Server Timing defines a standard mechanism that enables the server to communicate relevant performance metrics to the client and allows the client to surface them directly in the developer tools - e.g. the requests can be annotated with server sent metrics to provide insight into where or how the time was spent while generating the response.
In addition to surfacing server sent performance metrics in the developer tools, a standard JavaScript interface enables analytics tools to automatically collect, process, beacon, and aggregate these metrics for operational and performance analysis.
Server Timing enables origin servers to communicate performance metrics about where or how time is spent while processing the request.
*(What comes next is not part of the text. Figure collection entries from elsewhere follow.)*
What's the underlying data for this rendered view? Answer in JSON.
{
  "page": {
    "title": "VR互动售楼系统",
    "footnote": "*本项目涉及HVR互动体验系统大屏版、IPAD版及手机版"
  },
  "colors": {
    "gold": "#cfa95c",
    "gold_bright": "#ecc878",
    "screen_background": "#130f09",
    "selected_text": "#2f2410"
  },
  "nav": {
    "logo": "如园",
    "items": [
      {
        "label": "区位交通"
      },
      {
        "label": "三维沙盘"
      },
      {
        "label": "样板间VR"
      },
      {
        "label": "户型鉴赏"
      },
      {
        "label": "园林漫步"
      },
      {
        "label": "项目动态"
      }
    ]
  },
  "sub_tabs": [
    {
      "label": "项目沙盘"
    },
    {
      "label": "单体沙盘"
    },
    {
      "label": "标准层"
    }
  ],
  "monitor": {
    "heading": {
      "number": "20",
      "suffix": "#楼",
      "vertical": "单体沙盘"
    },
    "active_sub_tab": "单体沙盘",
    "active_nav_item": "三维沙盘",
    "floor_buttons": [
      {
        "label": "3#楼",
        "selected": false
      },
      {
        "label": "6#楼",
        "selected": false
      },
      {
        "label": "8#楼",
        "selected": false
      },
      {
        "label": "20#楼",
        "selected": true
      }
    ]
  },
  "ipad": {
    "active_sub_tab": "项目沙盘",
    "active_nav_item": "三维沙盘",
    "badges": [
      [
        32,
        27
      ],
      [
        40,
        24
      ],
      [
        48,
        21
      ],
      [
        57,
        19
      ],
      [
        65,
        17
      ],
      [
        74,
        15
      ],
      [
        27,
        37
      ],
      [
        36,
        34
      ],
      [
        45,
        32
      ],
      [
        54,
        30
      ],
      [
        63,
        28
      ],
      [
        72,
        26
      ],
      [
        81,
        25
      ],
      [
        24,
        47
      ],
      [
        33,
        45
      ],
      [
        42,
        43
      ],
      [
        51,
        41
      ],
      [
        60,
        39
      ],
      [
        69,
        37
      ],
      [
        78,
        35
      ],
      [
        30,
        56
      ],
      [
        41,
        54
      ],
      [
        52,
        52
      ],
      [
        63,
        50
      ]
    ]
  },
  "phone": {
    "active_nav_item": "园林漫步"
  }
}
However, the same request and response may also be routed through one or more multiple proxies (e.g. cache servers, load balancers, and so on), each of which may introduce own delays and may want to provide performance metrics into where or how the time is spent.
For example, a CDN edge node may want to report which data center was being used, if the resource was available in cache, and how long it took to retrieve the response from cache or from the origin server. Further, the same process may be repeated by other proxies, thus allowing full end-to-end visibility into how the request was routed and where the time was spent.
Similarly, when a Service Worker is active, some or all of the navigation and resource requests may be routed through it. Effectively, an active Service Worker is a local proxy that is able to reroute requests, serve cached responses, synthesize responses, and more. As a result, Server Timing enables Service Worker to report custom performance metrics about how the request was processed: whether it was fetched from a server or served from local cache, duration of relevant the processing steps, and so on.
This section is non-normative.
This document reuses text from the [NAVIGATION-TIMING], [RESOURCE-TIMING], [PERFORMANCE-TIMELINE-2], and [RFC6797] specifications as permitted by the licenses of those specifications.